May 9, 2014
By Medical Discovery News
The questions of how we age and how our bodies know what to do during that process have puzzled scientists for years. The answers lay in our biological clocks, which aren’t fully understood. Some scientists think that if we can learn how our biological clocks work, we would hold the key to slowing down or even reversing aging.
A group from the University of California, Los Angeles (UCLA) achieved astounding results that offer insight into the mechanisms of aging. They used existing sets of data to compare DNA patterns in normal and cancerous tissue samples from humans. They examined almost 8,000 samples from more than 50 different people that were taken from various places in or on the body. This allowed them to take a comprehensive look at the changes that occur throughout the body during the aging process and how tissues of the body keep time.
Most, but not all, tissues had a biological age that matched their chronological age. The biological age of a tissue is the age it appears to be or behaves at. Chronological age is just a person’s overall age.
For example, women’s breast tissues age much faster than the rest of their bodies. In a healthy woman, breast tissues had a biological age two to three years older than the woman’s age. In a woman who had breast cancer, the cancer cells were an astounding 36 years older than the rest of her body! And even the healthy tissues surrounding those cancer cells were affected – they were up to 12 years older than the rest of the body. Maybe this age difference explains why breast cancer is so prevalent in women.
The results also show that biological clocks do not run at a constant rate. The clock advances much faster from birth through adolescence. When we reach our 20s the clock slows to a steadier rate.
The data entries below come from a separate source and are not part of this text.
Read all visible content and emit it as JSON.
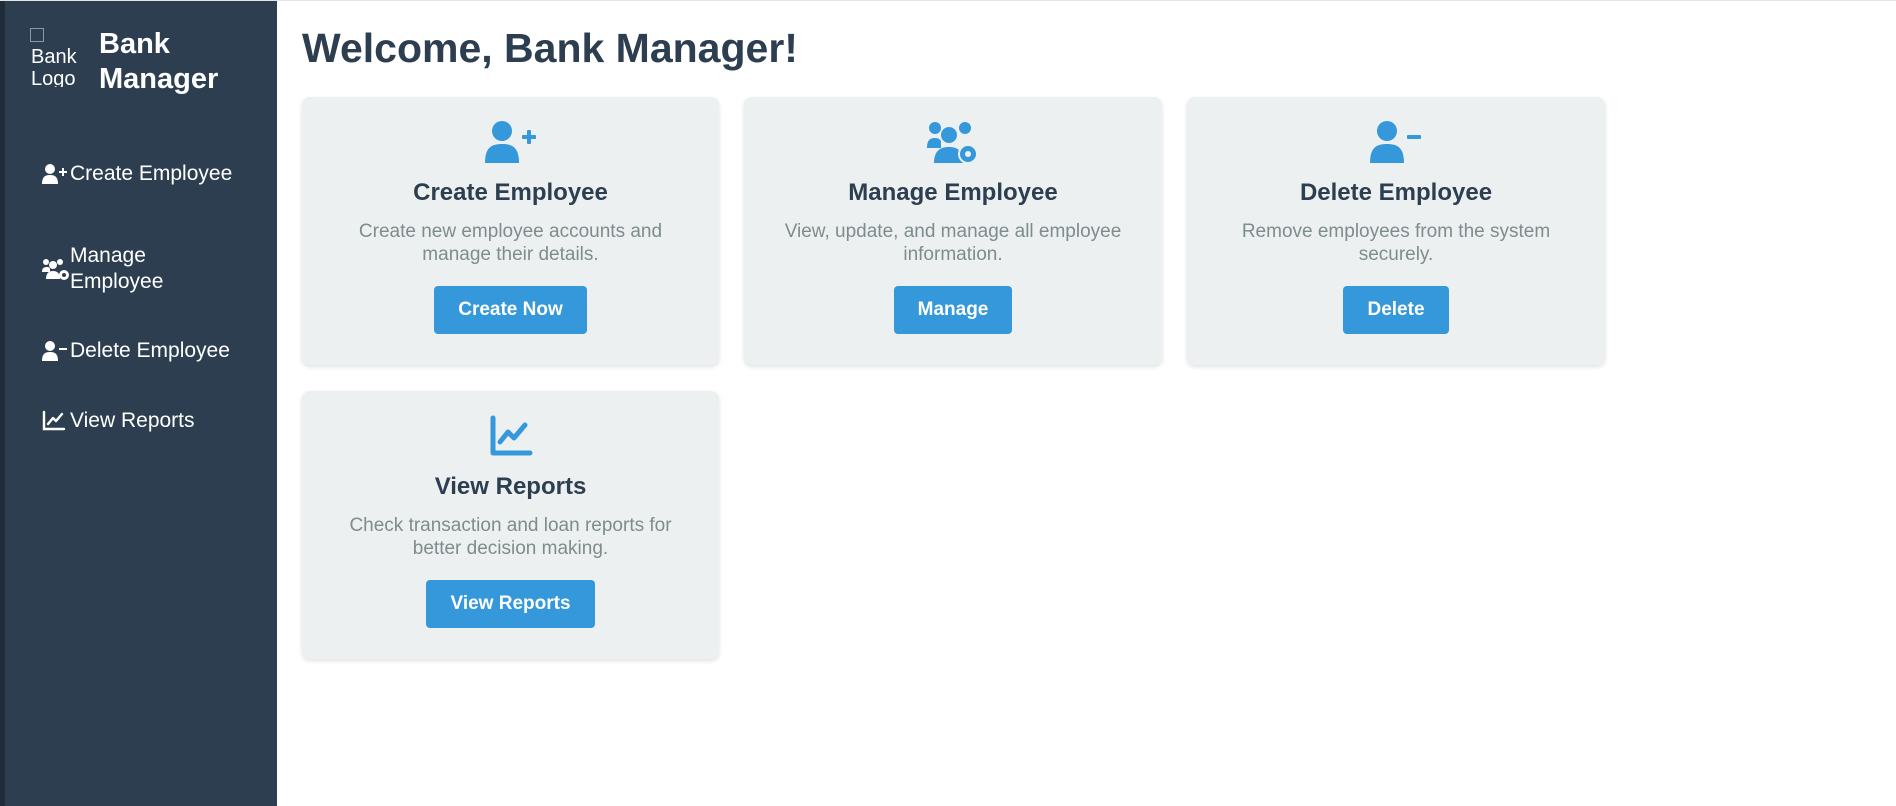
{
  "sidebar": {
    "logo_alt": "Bank Logo",
    "brand": "Bank Manager",
    "items": [
      {
        "label": "Create Employee",
        "icon": "user-plus-icon"
      },
      {
        "label": "Manage Employee",
        "icon": "users-cog-icon"
      },
      {
        "label": "Delete Employee",
        "icon": "user-minus-icon"
      },
      {
        "label": "View Reports",
        "icon": "chart-line-icon"
      }
    ]
  },
  "main": {
    "title": "Welcome, Bank Manager!",
    "cards": [
      {
        "title": "Create Employee",
        "description": "Create new employee accounts and manage their details.",
        "button": "Create Now",
        "icon": "user-plus-icon"
      },
      {
        "title": "Manage Employee",
        "description": "View, update, and manage all employee information.",
        "button": "Manage",
        "icon": "users-cog-icon"
      },
      {
        "title": "Delete Employee",
        "description": "Remove employees from the system securely.",
        "button": "Delete",
        "icon": "user-minus-icon"
      },
      {
        "title": "View Reports",
        "description": "Check transaction and loan reports for better decision making.",
        "button": "View Reports",
        "icon": "chart-line-icon"
      }
    ]
  },
  "colors": {
    "sidebar_bg": "#2c3e50",
    "accent": "#3498db",
    "card_bg": "#ecf0f1",
    "heading": "#2c3e50",
    "muted_text": "#7f8c8d"
  }
}
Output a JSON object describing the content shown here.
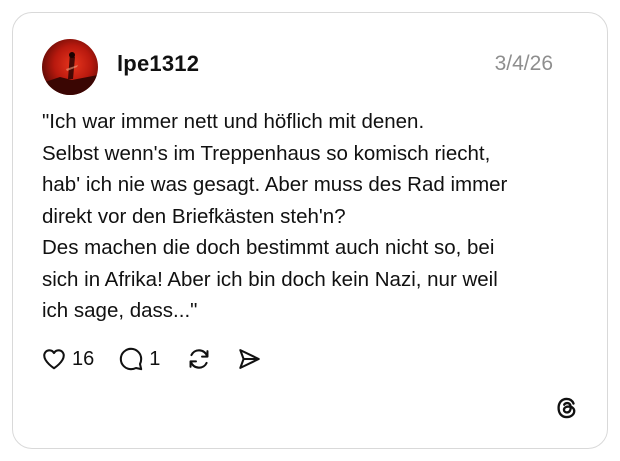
{
  "post": {
    "username": "lpe1312",
    "date": "3/4/26",
    "text_lines": [
      "\"Ich war immer nett und höflich mit denen.",
      "Selbst wenn's im Treppenhaus so komisch riecht,",
      "hab' ich nie was gesagt. Aber muss des Rad immer",
      "direkt vor den Briefkästen steh'n?",
      "Des machen die doch bestimmt auch nicht so, bei",
      "sich in Afrika! Aber ich bin doch kein Nazi, nur weil",
      "ich sage, dass...\""
    ]
  },
  "actions": {
    "like_count": "16",
    "reply_count": "1"
  },
  "icons": {
    "like": "heart-icon",
    "reply": "comment-icon",
    "repost": "repost-icon",
    "share": "send-icon",
    "brand": "threads-logo-icon"
  },
  "colors": {
    "text": "#111111",
    "muted": "#8e8e8e",
    "border": "#d9d9d9",
    "avatar_red": "#c21a10"
  }
}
Stem cells, cells that are basically clean slates and can develop into any type of cell in the body, are age zero according to the biological clock. This makes sense since embryos and umbilical cords have stem cells. So, if adult cells can be reprogrammed into stem cells, their biological clocks could potentially be reset as well. Could this be the key to being forever young?
This discovery could possible reverse the aging process, a scientific Fountain of Youth. But first, the actual connection between the biological clock and aging still needs to be defined more precisely. Then we can move on to questions like whether slowing the aging process also reduces the incidence of cancerous diseases.